Building the Velocity Model
The velocity model is the engine of any depth section, and its construction blends seismic and well data. Stacking velocities derived during processing give a first-pass field, but these are processing parameters, not true earth velocities, so they are refined with reflection tomography that iteratively updates interval velocities to flatten common-image gathers. Borehole control sharpens the model dramatically: sonic logs supply interval velocities directly, check-shot and vertical seismic profile surveys tie travel time to measured depth at the wellbore, and formation tops anchor the depths of key interfaces. In the WCSB, operators with dense well control across mature Cardium or Viking fairways can build tightly constrained models, while frontier Duvernay or Montney step-outs lean more heavily on tomographic seismic velocities until the first wells provide ties.
Time Migration Versus Depth Migration
Time migration is mathematically valid only when velocity varies vertically, because it does not account for the ray bending that occurs when a wave crosses a dipping interface between layers of contrasting velocity. Where the subsurface has strong lateral velocity change, time migration mispositions reflectors and a simple stretch to depth inherits those errors. Depth migration solves the wave equation directly in the depth domain using the velocity model, correctly bending rays at interfaces and placing reflectors in their true spatial position. The cost is steep: prestack depth migration is computationally expensive and demands an accurate model, so WCSB operators reserve it for structurally complex plays such as the Foothills thrust belt, while gently layered plains stratigraphy is often well served by depth-converted time migration.
Fast Facts
A velocity error of just 2 percent in the overburden can shift a predicted target depth by more than 40 metres (about 130 feet) at 2,000 metres, easily enough to miss a 10-metre-thick horizontal landing window. This sensitivity is why operators in the Alberta Foothills, where steeply dipping thrust sheets stack fast carbonates over slow shales, invest in iterative prestack depth migration that can take weeks of compute time, whereas a flat-lying plains Cardium survey may be depth-converted in a single afternoon.
Related Terms
A depth section is the end product of seismic imaging that begins with a clean stack and is refined through migration. It depends on accurate noise removal earlier in the flow, including the tail mute that strips ground roll before stacking, since residual noise corrupts the velocity picks the conversion relies on. The reflections it displays are the same primaries protected from ground roll during processing, and the velocities that drive the conversion are anchored by borehole ties that connect the seismic image to real measured depth in the well.

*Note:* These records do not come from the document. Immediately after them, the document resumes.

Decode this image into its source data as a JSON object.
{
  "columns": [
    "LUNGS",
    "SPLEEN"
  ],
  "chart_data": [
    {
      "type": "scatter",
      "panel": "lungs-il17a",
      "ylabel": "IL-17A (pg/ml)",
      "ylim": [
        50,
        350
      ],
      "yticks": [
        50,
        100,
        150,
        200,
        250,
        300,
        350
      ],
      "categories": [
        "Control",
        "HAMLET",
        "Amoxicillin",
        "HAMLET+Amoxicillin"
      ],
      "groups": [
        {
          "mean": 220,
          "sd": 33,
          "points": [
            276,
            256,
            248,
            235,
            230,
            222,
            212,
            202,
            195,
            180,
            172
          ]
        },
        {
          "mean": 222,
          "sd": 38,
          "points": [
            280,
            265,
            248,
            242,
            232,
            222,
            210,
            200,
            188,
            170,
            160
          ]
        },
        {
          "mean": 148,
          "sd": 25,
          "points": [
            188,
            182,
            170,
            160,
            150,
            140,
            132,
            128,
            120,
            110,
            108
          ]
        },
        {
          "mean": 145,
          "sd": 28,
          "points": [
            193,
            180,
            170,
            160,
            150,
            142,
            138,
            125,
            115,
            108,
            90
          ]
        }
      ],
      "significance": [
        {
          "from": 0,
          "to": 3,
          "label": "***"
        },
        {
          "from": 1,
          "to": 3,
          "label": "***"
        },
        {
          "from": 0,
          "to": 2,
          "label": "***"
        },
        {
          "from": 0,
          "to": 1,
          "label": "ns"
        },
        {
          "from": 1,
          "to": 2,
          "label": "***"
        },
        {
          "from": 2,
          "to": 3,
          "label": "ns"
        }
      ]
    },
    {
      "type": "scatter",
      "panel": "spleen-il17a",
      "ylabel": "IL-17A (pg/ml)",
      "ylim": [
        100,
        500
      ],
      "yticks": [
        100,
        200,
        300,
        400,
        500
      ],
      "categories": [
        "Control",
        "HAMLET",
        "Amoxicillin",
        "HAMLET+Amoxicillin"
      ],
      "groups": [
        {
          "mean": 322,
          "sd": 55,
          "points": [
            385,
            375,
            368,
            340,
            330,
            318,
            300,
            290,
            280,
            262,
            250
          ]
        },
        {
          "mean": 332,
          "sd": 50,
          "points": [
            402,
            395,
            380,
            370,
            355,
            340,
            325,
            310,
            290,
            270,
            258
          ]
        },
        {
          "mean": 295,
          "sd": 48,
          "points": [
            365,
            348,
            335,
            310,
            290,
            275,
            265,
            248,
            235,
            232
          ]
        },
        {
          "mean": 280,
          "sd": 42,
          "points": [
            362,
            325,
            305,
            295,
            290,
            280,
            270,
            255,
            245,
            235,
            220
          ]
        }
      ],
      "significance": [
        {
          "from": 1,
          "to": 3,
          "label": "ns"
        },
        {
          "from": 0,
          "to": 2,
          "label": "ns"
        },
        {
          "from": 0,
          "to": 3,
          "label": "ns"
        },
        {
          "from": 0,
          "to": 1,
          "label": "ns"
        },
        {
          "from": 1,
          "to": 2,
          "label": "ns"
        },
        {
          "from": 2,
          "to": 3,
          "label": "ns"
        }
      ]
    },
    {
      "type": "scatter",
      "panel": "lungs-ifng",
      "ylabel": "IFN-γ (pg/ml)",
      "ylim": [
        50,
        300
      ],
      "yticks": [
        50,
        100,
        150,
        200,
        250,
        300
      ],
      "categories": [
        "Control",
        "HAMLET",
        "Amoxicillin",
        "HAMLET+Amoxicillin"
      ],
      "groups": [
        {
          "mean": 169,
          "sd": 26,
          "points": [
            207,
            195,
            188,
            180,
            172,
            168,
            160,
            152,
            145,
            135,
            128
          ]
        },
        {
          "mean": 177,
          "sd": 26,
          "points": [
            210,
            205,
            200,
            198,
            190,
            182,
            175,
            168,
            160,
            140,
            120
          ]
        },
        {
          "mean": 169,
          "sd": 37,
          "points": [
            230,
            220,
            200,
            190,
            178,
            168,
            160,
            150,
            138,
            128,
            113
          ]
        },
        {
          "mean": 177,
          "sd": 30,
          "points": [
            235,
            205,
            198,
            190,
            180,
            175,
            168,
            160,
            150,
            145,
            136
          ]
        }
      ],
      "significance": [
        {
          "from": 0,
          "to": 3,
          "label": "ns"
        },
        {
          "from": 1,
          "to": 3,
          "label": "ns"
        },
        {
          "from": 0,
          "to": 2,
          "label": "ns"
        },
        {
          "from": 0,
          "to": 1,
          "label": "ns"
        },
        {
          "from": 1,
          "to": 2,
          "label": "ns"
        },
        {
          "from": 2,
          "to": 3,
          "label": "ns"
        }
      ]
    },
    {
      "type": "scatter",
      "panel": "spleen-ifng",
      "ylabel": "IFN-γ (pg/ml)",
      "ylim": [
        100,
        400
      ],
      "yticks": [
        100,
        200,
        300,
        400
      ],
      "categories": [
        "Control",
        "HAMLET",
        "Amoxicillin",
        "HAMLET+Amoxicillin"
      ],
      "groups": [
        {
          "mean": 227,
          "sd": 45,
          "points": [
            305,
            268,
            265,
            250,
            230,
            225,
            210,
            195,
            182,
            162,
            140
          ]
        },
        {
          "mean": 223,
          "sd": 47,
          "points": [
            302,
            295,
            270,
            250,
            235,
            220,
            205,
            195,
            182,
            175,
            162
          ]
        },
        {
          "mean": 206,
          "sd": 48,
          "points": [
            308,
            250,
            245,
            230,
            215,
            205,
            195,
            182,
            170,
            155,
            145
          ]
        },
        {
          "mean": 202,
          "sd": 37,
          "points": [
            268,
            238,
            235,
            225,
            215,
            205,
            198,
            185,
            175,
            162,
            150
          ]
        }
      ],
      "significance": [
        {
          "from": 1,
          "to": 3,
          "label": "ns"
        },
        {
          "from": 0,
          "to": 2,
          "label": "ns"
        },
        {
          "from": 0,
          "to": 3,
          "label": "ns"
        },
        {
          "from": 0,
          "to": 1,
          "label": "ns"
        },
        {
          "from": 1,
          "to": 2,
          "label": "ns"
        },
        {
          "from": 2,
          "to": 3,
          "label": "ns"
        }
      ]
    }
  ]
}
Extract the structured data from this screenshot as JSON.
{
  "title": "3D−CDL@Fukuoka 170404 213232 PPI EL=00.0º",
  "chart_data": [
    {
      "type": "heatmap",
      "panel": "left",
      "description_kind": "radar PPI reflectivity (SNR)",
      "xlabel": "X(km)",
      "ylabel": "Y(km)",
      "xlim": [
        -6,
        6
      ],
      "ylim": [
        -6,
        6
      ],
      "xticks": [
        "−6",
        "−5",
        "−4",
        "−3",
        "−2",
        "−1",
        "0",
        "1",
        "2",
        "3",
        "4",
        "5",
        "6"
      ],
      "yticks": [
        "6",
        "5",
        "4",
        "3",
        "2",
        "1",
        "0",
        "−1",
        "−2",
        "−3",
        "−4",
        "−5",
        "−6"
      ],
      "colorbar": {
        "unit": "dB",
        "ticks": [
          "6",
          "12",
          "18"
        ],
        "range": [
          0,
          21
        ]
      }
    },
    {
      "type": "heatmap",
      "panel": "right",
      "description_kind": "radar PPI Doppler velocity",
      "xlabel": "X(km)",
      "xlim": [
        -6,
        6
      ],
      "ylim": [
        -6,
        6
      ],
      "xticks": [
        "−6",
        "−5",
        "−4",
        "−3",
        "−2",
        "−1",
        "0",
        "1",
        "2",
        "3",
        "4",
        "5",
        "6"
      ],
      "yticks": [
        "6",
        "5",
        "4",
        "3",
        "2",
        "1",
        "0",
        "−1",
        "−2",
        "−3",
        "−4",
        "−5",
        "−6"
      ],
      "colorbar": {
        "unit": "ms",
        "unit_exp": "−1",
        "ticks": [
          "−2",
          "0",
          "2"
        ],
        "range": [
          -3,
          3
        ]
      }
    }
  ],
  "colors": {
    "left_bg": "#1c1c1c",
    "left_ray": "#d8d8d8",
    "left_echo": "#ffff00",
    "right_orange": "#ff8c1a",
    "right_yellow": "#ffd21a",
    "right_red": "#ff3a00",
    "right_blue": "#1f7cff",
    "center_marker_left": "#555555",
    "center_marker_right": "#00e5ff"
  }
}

Real-World WCSB Scenario: Landing a Foothills Well Near Rocky Mountain House
An operator targeting a tight gas sand within a thrust-faulted structure in the Alberta Foothills near Rocky Mountain House finds that the time section shows an apparent four-way closure, but a fast Nisku carbonate in the hanging wall is suspected of creating a velocity pull-up that exaggerates the structure. Rather than risk a CAD 9 to 12 million deep well on a possibly artificial high, the team commissions a prestack depth migration, building a velocity model from three offset wells, sonic logs, and reflection tomography over roughly six weeks of processing.
The resulting depth section shows the true closure is smaller and 60 metres deeper than the time image implied, and the crest is laterally offset by 250 metres. The well is repositioned and reaches the target within 8 metres of prognosis, a result that would have been a costly miss had drilling proceeded from the distorted time section alone.